Still, if it’s a string and you never convert it to a number it should stay a string and running in to maxint shouldn’t come into play. I just did a test on Windows in a clean/new project with just these two lines of code:
system.setPreferences("app", {userID = "123", facebookID = "12345678901", username = "Testuser"}) print(system.getPreference("app", "facebookID", "string"))
And it printed 12345678901, so if I never treat the value as a number, I get the full 11 character string. I changed it to:
local facebookID = "12345678901" system.setPreferences("app", {userID = "123", facebookID = facebookID, username = "Testuser"}) print(system.getPreference("app", "facebookID", "string"))

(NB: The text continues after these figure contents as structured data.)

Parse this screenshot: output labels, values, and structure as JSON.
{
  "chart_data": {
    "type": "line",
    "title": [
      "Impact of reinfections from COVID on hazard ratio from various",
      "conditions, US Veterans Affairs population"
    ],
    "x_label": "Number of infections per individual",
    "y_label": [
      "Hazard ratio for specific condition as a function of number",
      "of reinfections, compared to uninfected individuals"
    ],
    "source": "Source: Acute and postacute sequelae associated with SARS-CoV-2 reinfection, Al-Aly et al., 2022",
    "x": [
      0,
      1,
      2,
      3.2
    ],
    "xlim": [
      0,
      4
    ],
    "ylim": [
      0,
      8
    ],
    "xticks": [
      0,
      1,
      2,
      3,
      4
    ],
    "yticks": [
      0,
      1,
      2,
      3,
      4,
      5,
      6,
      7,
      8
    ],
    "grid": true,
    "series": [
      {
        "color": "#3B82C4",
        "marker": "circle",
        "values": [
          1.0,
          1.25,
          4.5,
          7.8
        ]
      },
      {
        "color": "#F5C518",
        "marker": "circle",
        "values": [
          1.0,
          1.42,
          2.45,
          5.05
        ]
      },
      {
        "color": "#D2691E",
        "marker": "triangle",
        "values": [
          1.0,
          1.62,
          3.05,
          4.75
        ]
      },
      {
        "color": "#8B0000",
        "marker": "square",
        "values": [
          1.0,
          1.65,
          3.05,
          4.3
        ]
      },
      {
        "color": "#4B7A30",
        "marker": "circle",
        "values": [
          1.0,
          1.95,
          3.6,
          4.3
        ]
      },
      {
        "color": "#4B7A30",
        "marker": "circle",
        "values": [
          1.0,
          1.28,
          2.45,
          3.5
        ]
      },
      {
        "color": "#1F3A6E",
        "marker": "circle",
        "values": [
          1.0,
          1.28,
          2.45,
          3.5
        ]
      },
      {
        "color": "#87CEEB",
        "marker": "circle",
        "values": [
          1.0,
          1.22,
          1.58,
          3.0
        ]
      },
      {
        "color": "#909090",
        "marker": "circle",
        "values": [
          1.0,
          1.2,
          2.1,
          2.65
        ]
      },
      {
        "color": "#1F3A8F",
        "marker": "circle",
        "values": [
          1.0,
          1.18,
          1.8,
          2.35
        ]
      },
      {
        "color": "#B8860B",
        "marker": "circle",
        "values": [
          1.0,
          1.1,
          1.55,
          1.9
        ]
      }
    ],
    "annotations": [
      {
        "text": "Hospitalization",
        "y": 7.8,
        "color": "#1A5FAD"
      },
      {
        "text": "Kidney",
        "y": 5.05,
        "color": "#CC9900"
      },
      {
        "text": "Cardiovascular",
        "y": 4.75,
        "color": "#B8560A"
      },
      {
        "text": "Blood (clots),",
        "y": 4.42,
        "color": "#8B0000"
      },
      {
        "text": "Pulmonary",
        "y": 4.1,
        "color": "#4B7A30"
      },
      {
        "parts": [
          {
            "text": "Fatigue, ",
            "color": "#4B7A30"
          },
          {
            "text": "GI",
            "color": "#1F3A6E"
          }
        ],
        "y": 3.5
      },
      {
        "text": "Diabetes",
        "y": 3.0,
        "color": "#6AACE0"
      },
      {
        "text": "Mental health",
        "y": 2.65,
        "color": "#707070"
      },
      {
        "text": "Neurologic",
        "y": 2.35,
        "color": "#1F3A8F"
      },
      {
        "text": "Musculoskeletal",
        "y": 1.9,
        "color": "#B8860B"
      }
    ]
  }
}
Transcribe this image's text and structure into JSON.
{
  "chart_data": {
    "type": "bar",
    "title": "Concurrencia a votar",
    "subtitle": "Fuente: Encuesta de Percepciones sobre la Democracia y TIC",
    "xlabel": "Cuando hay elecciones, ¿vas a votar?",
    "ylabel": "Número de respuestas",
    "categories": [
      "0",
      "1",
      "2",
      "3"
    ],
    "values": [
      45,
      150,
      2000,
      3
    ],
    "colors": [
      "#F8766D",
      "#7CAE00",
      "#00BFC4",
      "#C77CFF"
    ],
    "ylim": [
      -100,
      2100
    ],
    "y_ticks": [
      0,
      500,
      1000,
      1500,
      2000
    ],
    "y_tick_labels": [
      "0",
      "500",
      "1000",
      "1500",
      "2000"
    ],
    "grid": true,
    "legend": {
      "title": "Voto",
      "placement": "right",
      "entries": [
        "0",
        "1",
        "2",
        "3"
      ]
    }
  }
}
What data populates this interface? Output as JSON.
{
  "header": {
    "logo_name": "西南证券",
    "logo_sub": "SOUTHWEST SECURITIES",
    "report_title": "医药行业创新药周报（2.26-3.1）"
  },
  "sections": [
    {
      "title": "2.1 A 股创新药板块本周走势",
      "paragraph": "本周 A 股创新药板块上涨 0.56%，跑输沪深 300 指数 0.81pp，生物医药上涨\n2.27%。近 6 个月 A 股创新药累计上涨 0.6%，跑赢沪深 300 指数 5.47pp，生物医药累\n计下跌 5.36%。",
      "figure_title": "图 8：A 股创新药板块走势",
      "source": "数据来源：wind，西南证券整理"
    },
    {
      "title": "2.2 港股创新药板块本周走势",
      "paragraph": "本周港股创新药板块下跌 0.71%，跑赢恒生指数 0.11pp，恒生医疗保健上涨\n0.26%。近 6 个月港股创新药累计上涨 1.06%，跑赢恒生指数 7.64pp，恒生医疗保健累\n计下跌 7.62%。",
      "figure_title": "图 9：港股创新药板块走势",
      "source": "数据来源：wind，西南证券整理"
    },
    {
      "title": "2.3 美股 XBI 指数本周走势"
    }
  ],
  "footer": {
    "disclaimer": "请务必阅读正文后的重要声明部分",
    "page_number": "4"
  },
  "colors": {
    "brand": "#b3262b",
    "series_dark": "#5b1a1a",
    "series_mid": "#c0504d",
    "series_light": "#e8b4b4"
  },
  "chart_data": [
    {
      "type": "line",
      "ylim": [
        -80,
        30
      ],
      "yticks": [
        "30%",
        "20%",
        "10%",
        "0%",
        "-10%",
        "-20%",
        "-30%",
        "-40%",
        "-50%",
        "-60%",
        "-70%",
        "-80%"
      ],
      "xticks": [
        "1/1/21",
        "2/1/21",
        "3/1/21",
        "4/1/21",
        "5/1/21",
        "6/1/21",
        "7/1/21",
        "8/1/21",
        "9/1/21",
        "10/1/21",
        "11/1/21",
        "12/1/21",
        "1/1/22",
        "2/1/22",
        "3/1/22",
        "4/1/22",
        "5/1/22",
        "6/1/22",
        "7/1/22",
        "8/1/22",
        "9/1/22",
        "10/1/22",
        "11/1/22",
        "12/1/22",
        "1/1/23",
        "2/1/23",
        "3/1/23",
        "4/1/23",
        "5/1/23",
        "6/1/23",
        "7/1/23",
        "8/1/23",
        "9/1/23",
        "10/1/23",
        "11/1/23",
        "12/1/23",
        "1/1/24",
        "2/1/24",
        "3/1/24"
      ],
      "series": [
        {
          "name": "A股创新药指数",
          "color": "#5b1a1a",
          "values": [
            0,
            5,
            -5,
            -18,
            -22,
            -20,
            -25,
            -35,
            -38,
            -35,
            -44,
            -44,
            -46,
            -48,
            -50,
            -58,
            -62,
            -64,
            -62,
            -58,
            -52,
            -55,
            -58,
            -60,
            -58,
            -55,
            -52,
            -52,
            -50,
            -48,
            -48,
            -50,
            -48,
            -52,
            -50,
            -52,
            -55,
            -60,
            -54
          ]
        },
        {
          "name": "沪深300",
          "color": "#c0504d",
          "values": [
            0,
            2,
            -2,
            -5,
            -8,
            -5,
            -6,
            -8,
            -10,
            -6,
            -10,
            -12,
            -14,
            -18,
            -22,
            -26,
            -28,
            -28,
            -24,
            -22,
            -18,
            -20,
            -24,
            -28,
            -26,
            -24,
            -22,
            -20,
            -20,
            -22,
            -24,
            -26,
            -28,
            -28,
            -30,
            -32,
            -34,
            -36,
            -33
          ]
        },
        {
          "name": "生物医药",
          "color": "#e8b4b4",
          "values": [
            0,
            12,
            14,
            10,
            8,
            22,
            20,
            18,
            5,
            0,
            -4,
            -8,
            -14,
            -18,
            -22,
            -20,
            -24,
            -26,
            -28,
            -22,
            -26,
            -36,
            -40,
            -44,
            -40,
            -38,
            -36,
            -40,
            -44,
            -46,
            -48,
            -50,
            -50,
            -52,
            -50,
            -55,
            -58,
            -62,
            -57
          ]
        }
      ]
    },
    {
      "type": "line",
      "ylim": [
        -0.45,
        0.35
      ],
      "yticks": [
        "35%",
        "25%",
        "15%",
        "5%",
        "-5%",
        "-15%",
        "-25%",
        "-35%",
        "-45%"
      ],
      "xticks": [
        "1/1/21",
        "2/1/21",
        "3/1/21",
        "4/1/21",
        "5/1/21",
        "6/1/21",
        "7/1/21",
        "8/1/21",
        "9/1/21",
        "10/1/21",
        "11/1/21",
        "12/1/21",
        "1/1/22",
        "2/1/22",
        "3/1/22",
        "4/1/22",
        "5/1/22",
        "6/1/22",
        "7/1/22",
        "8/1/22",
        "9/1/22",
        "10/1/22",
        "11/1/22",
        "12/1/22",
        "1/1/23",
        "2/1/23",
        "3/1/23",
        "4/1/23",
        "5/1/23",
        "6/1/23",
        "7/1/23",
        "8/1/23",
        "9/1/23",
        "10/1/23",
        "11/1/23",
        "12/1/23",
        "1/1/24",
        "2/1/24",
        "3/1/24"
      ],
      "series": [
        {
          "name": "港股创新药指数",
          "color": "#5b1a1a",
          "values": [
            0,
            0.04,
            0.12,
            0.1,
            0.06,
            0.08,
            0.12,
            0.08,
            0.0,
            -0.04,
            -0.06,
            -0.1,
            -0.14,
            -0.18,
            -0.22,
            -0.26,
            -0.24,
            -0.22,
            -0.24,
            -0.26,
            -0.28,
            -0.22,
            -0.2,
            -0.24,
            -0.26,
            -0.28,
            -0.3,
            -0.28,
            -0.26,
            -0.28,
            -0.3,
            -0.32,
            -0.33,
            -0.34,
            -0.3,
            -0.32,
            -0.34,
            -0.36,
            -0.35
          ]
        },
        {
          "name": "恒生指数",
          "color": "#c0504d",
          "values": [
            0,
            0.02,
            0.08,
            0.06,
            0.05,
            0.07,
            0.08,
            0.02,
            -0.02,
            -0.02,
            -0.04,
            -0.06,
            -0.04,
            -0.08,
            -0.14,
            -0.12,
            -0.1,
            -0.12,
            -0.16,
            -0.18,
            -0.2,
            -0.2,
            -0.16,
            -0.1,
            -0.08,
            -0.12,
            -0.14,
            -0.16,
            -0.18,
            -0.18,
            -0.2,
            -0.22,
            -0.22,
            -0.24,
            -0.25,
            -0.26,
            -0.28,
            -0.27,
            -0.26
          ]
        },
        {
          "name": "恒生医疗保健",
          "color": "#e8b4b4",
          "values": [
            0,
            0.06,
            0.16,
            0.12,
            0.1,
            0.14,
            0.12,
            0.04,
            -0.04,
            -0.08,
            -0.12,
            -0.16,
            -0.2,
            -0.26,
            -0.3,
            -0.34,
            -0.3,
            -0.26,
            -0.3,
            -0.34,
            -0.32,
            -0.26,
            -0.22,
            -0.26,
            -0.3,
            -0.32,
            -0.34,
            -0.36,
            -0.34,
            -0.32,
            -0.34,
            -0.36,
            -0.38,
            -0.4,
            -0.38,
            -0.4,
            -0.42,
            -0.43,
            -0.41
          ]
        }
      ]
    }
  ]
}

I also got 12345678901. So Lua isn’t doing a number conversion along this process. I made a slight change:
local facebookID = 12345678901 system.setPreferences("app", {userID = "123", facebookID = facebookID, username = "Testuser"}) print(system.getPreference("app", "facebookID", "string"))
and it printed:
1.23457e+010
which means it overflowed Lua’s ability to represent a number as an integer (all numbers are double floats, but Lua uses some trick of using doubles to represent int’s as ints) so it represented it as a double float and that’s probably the appropriate value.
I would look through your code and make sure you’re not treating the value as a number somewhere. You can copy and paste the code above into a new project and see if you get the same results.